The new arrangements will bring the brewery’s total out-of-state brewing contracts to three; production of Schlafly Summer Lager cans moved to Stevens Point, Wis., in 2010. By this time next year, as much as 20 percent of St. Louis Brewery’s beers could be made outside of Missouri.

“We’re already brewing at close to our maximum here,” said brewery co-founder Dan Kopman, referring to brewpubs Schlafly Bottleworks in Maplewood and the Tap Room downtown. The out-of-state brewing arrangements are not necessarily a long-term solution so much as “a way to give us some wiggle room to figure out how much more beer we need to make in St. Louis going forward.”

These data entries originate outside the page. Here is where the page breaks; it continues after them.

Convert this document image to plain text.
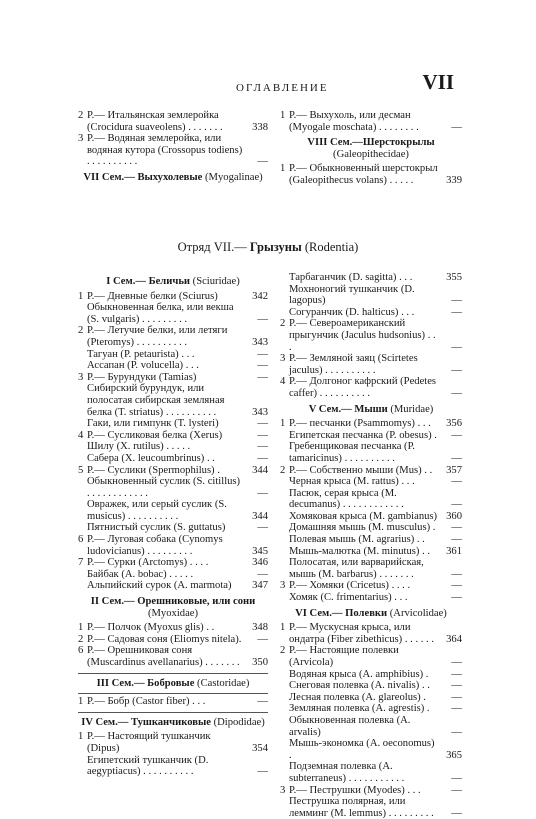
ОГЛАВЛЕНИЕ	VII
2 Р.— Итальянская землеройка (Crocidura suaveolens) . . . . . . .	338
3 Р.— Водяная землеройка, или водяная кутора (Crossopus todiens) . . . . . . . . . .	—
VII Сем.— Выхухолевые (Myogalinae)
1 Р.— Выхухоль, или десман (Myogale moschata) . . . . . . . .	—
VIII Сем.—Шерстокрылы (Galeopithecidae)
1 Р.— Обыкновенный шерстокрыл (Galeopithecus volans) . . . . .	339
Отряд VII.— Грызуны (Rodentia)
I Сем.— Беличьи (Sciuridae)
1 Р.— Дневные белки (Sciurus)	342
Обыкновенная белка, или векша (S. vulgaris) . . . . . . . . .	—
2 Р.— Летучие белки, или летяги (Pteromys) . . . . . . . . . .	343
Тагуан (P. petaurista) . . .	—
Ассапан (P. volucella) . . .	—
3 Р.— Бурундуки (Tamias)	—
Сибирский бурундук, или полосатая сибирская земляная белка (T. striatus) . . . . . . . . . .	343
Гаки, или гимпунк (T. lysteri)	—
4 Р.— Сусликовая белка (Xerus)	—
Шилу (X. rutilus) . . . . .	—
Сабера (X. leucoumbrinus) . .	—
5 Р.— Суслики (Spermophilus) .	344
Обыкновенный суслик (S. citillus) . . . . . . . . . . . .	—
Овражек, или серый суслик (S. musicus) . . . . . . . . . .	344
Пятнистый суслик (S. guttatus)	—
6 Р.— Луговая собака (Cynomys ludovicianus) . . . . . . . . .	345
7 Р.— Сурки (Arctomys) . . . .	346
Байбак (A. bobac) . . . . .	—
Альпийский сурок (A. marmota)	347
II Сем.— Орешниковые, или сони
(Myoxidae)
1 Р.— Полчок (Myoxus glis) . .	348
2 Р.— Садовая соня (Eliomys nitela).	—
6 Р.— Орешниковая соня (Muscardinus avellanarius) . . . . . . .	350
III Сем.— Бобровые (Castoridae)
1 Р.— Бобр (Castor fiber) . . .	—
IV Сем.— Тушканчиковые (Dipodidae)
1 Р.— Настоящий тушканчик (Dipus)	354
Египетский тушканчик (D. aegyptiacus) . . . . . . . . . .	—
Тарбаганчик (D. sagitta) . . .	355
Мохноногий тушканчик (D. lagopus)	—
Согуранчик (D. halticus) . . .	—
2 Р.— Североамериканский прыгунчик (Jaculus hudsonius) . . .	—
3 Р.— Земляной заяц (Scirtetes jaculus) . . . . . . . . . .	—
4 Р.— Долгоног кафрский (Pedetes caffer) . . . . . . . . . .	—
V Сем.— Мыши (Muridae)
1 Р.— песчанки (Psammomys) . . .	356
Египетская песчанка (P. obesus) .	—
Гребенщиковая песчанка (P. tamaricinus) . . . . . . . . . .	—
2 Р.— Собственно мыши (Mus) . .	357
Черная крыса (M. rattus) . . .	—
Пасюк, серая крыса (M. decumanus) . . . . . . . . . . . .	—
Хомяковая крыса (M. gambianus) 360
Домашняя мышь (M. musculus) .	—
Полевая мышь (M. agrarius) . .	—
Мышь-малютка (M. minutus) . .	361
Полосатая, или варварийская, мышь (M. barbarus) . . . . . . .	—
3 Р.— Хомяки (Cricetus) . . . .	—
Хомяк (C. frimentarius) . . .	—
VI Сем.— Полевки (Arvicolidae)
1 Р.— Мускусная крыса, или ондатра (Fiber zibethicus) . . . . . .	364
2 Р.— Настоящие полевки (Arvicola)	—
Водяная крыса (A. amphibius) .	—
Снеговая полевка (A. nivalis) . .	—
Лесная полевка (A. glareolus) .	—
Земляная полевка (A. agrestis) .	—
Обыкновенная полевка (A. arvalis)	—
Мышь-экономка (A. oeconomus) .	365
Подземная полевка (A. subterraneus) . . . . . . . . . . .	—
3 Р.— Пеструшки (Myodes) . . .	—
Пеструшка полярная, или лемминг (M. lemmus) . . . . . . . . .	—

Small and regional breweries have increasingly turned to contract-brewing in recent years as sales of craft beer continue to climb and the shrunken credit market has made it harder to get loans to build new brewing spaces.

“There are – and will continue to be – many contract relationships and conditions as our bursting-at-the-seams industry continues its growth pattern,” said Jenn Litz, editor of the online trade publication Craft Business Daily. “There is just not enough money, capacity and time to do things another way in the interim.”

Contract-brewing is not new territory for St. Louis Brewery, which had a Minnesota brewery produce its bottled beers for years until Schlafly Bottleworks opened here in 2003.

Yet Kopman says the deals his company has recently brokered with Blackstone Brewery in Nashville, Tenn., and Backpocket Brewing in Coralville, Iowa, are unique in the beer industry. Although St. Louis Brewery has no ownership stake in Blackstone or Backpocket, the locations will operate like “Schlafly satellite breweries,” Kopman said.

Blackstone and Backpocket are both being run by former St. Louis Brewery employees – Dave Miller of Blackstone was the Tap Room’s original head brewer, and Jacob Simmons of Backpocket worked in the quality-control lab at Bottleworks. Both facilities are similar to Bottleworks in terms of size, brewing equipment and bottling lines.

“These partnerships go much deeper than, ‘Here’s our recipe. Make our beer,'” Kopman said. “We have been involved in everything from site selection to water analysis. And we’ve been able to do those things on our terms, with our people and our expertise.”

The first Tennessee-brewed Schlafly beers will roll out this year; Iowa production is expected to begin in late 2012. The out-of-state breweries will likely each brew about 5,000 barrels a year of Schlafly beer.

The beer packaging will disclose where it was produced, just as the brewery has done with its Wisconsin-brewed Summer Lager. Kopman said Schlafly beers made in Tennessee and Iowa will be distributed mostly in those areas and will not be sold in St. Louis.

“We still want to be able to make all of the beer that we sell in St. Louis in St. Louis,” he said. “I’ll always be wedded to the idea of running a sustainable, local business, not to being the biggest beer company we can possibly be.”

The brewery, founded in 1991, is on pace to make about 42,000 barrels of beer this year – equivalent to about 14 million 12-ounce bottles – up from 36,000 barrels last year and 30,000 barrels in 2009. Bottleworks and the Tap Room have run out of room to expand production, and Kopman said he’d like to watch how the beer landscape changes in the next few years before taking out a loan for a new facility here.

In the meantime, Kopman and St. Louis Brewery co-founder Tom Schlafly are still moving forward, albeit slowly, with a succession plan to hand off ownership of the company to local investors.

Kopman and Schlafly announced last summer that they had starting looking for a buyer, and a dozen potential candidates have signed confidentiality agreements to peruse the company’s financial records. A few of those investors have since lost interest, and no new ones have come forward, Kopman said.

“We’re not in any rush,” he said, adding that one step of the succession – an employee share-purchase plan – will go into effect by April.